O primeiro não era outro senão Mikhail Aleksándrovitch Berlioz, editor de uma revista grossa de artes e presidente do conselho de uma das maiores associações literárias de Moscou, que tinha o nome de Massolit [nota 2], enquanto seu jovem companheiro de jornada era o poeta Ivan Nikoláievitch Ponyriov, que escrevia sob o pseudônimo de Bezdômny [nota 3].
Ao chegar à sombra de uma tília verde, a primeira coisa que os escritores fizeram foi se lançar para um quiosque multicolorido com a inscrição “Cerveja e refrescos”.
Sim, deve-se notar a primeira estranheza desse terrível entardecer de maio. Não apenas no quiosque, como em toda a alameda paralela à rua Málaia Brônnaia, não havia pessoa alguma. Naquela hora em que, aparentemente, não se tinha forças nem para respirar, em que o sol que abrasara Moscou desabava na névoa seca para além do Anel Sadôvoie [nota 4], ninguém viera para debaixo da tília, ninguém se sentara no banco, a alameda estava deserta.
— Dê-me narzan [nota 5] — pediu Berlioz.
— Não tem narzan — respondeu a mulher do quiosque, ofendendo-se por algum motivo.
— Tem cerveja? — indagou Bezdômny, com voz roufenha.
— Vão trazer cerveja à noite — respondeu a mulher.
— O que tem? — perguntou Berlioz.
— Refresco de damasco, só que está quente — disse a mulher.
— Bem, manda, manda, manda!
O refresco produziu uma espuma amarela abundante, e o ar ficou com cheiro de barbearia.

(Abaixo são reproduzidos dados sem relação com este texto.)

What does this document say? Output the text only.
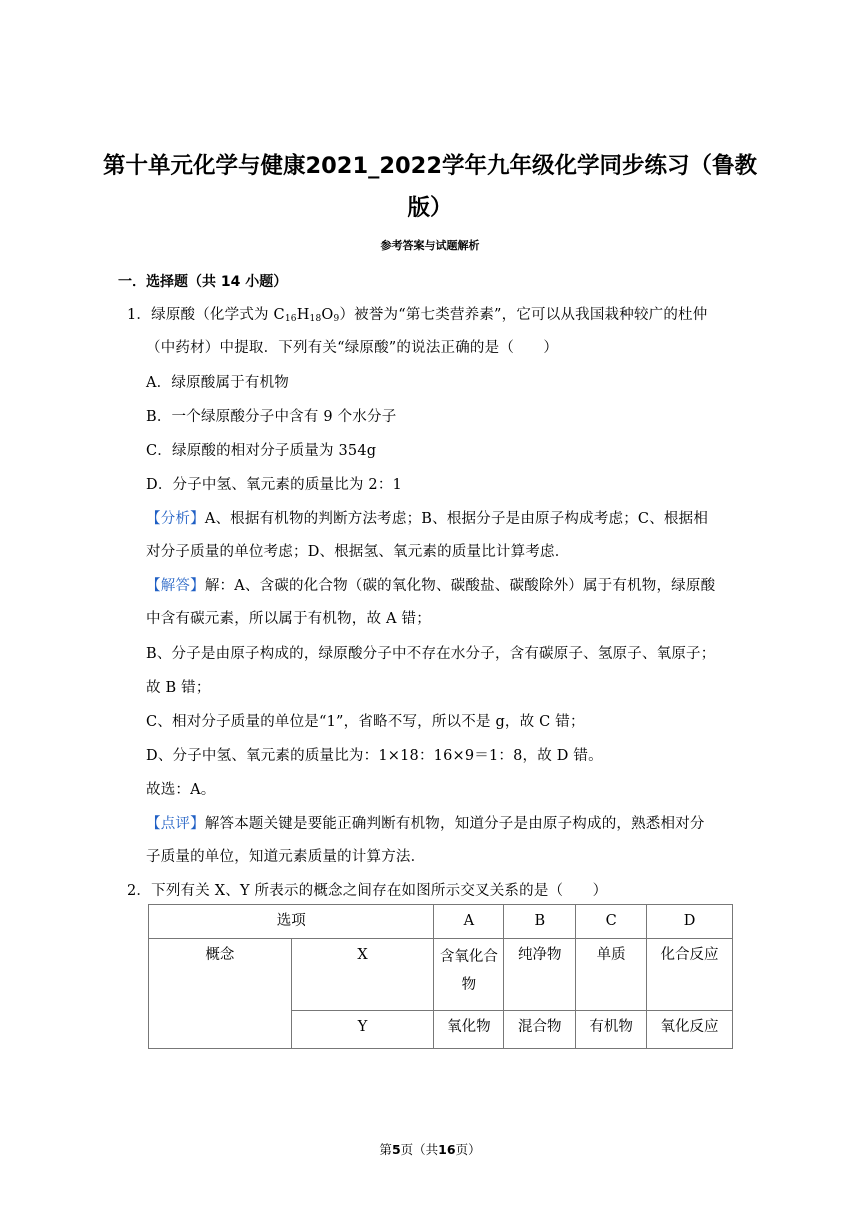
第十单元化学与健康2021_2022学年九年级化学同步练习（鲁教
版）
参考答案与试题解析
一．选择题（共 14 小题）
1．绿原酸（化学式为 $C_{16}H_{18}O_9$）被誉为“第七类营养素”，它可以从我国栽种较广的杜仲
（中药材）中提取．下列有关“绿原酸”的说法正确的是（　　）
A．绿原酸属于有机物
B．一个绿原酸分子中含有 9 个水分子
C．绿原酸的相对分子质量为 354g
D．分子中氢、氧元素的质量比为 2：1
【分析】A、根据有机物的判断方法考虑；B、根据分子是由原子构成考虑；C、根据相
对分子质量的单位考虑；D、根据氢、氧元素的质量比计算考虑．
【解答】解：A、含碳的化合物（碳的氧化物、碳酸盐、碳酸除外）属于有机物，绿原酸
中含有碳元素，所以属于有机物，故 A 错；
B、分子是由原子构成的，绿原酸分子中不存在水分子，含有碳原子、氢原子、氧原子；
故 B 错；
C、相对分子质量的单位是“1”，省略不写，所以不是 g，故 C 错；
D、分子中氢、氧元素的质量比为：1×18：16×9＝1：8，故 D 错。
故选：A。
【点评】解答本题关键是要能正确判断有机物，知道分子是由原子构成的，熟悉相对分
子质量的单位，知道元素质量的计算方法．
2．下列有关 X、Y 所表示的概念之间存在如图所示交叉关系的是（　　）
选项		A	B	C	D
概念	X	含氧化合物	纯净物	单质	化合反应
	Y	氧化物	混合物	有机物	氧化反应
第5页（共16页）
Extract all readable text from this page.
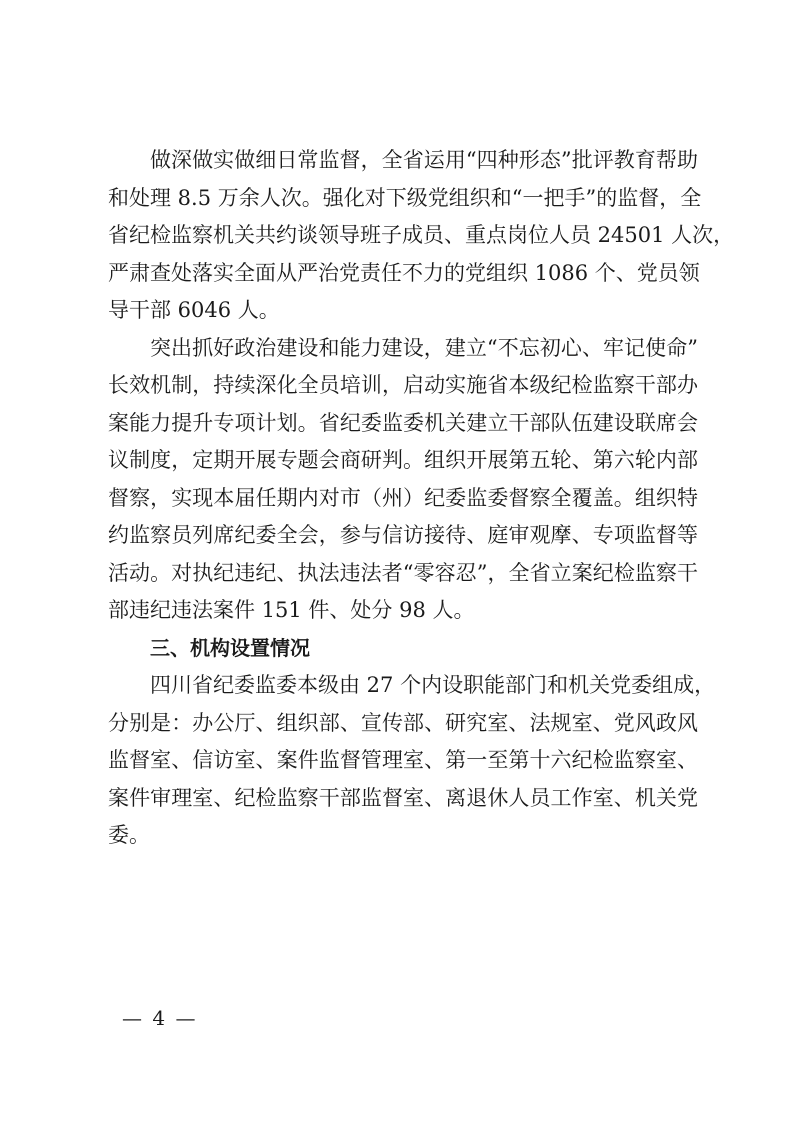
做深做实做细日常监督，全省运用“四种形态”批评教育帮助
和处理 8.5 万余人次。强化对下级党组织和“一把手”的监督，全
省纪检监察机关共约谈领导班子成员、重点岗位人员 24501 人次，
严肃查处落实全面从严治党责任不力的党组织 1086 个、党员领
导干部 6046 人。
突出抓好政治建设和能力建设，建立“不忘初心、牢记使命”
长效机制，持续深化全员培训，启动实施省本级纪检监察干部办
案能力提升专项计划。省纪委监委机关建立干部队伍建设联席会
议制度，定期开展专题会商研判。组织开展第五轮、第六轮内部
督察，实现本届任期内对市（州）纪委监委督察全覆盖。组织特
约监察员列席纪委全会，参与信访接待、庭审观摩、专项监督等
活动。对执纪违纪、执法违法者“零容忍”，全省立案纪检监察干
部违纪违法案件 151 件、处分 98 人。
三、机构设置情况
四川省纪委监委本级由 27 个内设职能部门和机关党委组成，
分别是：办公厅、组织部、宣传部、研究室、法规室、党风政风
监督室、信访室、案件监督管理室、第一至第十六纪检监察室、
案件审理室、纪检监察干部监督室、离退休人员工作室、机关党
委。
— 4 —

Ao beber, os literatos logo começaram a soluçar, pagaram e se sentaram em um banco de frente para o lago e de costas para a Brônnaia.
Daí ocorreu a segunda estranheza, referente apenas a Berlioz. De súbito parou de soluçar, seu coração deu uma pontada, afundou por um instante e depois regressou, só que com uma agulha cega cravada nele. Além disso, Berlioz foi tomado por um medo infundado, porém tão forte que teve vontade de imediatamente sair correndo do lago do Patriarca, sem olhar para trás. Berlioz fitou ao redor, angustiado, sem entender o que o assustava. Ficou pálido, enxugou a testa com um lenço, pensando: “O que é que eu tenho? Isso nunca me aconteceu... o coração falhar... estou esgotado. Talvez esteja na hora de mandar tudo para o diabo e ir para Kislovodsk...”.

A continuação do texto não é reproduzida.